When it comes to faith at any level, the only relevant question is what or whom we believe, and those choices carry consequences, good or bad. And when it comes to spiritual matters, the consequences take on infinite, eternal proportions.
Perhaps this discussion brings to mind Jesus’ words that faith the size of a mustard seed can move mountains. [Compare Matthew 17:14-20; Matthew 21:18-22; Mark 11:20-25; Luke 17:5-6.] But our Lord wasn’t inviting people to treat God like a genie: What’s your wish? Turn the moon blue? Dry up the Pacific Ocean? A hundred billion dollars and a villa in Tuscany? No problem; just believe hard enough (whatever that means) and it’s yours. Instead, taken in context along with other Biblical teaching, Christ’s point is clear: the power of faith is not in its quantity or quality, but in its object. “Have faith in God,” Jesus commands [Mark 11:22], and again, “Believe in God; believe also in me.” [John 14:1]

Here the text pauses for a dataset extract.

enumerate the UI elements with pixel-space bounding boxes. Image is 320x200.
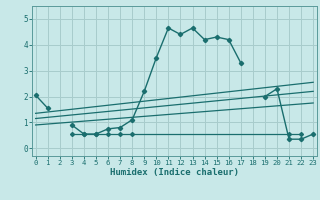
X-axis label: Humidex (Indice chaleur): Humidex (Indice chaleur) [110, 168, 239, 177]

As evangelical Christians, we rightly affirm that salvation is by grace alone, through faith alone, in Christ alone. Faith is the means, but faith doesn’t save us. Only Christ, the one in whom we trust, saves us. John Stott summarized this very clearly and helpfully in his book, The Cross of Christ:
To say “justification by faith” is merely another way of saying “justification by Christ.” Faith has absolutely no value in itself; its value lies solely in its object. Faith is the eye that looks to Christ, the hand that lays hold of him, the mouth that drinks the water of life.1
- 1. John Stott, The Cross of Christ, (Downers Grove, IL: InterVarsity Press, 1986), p. 187.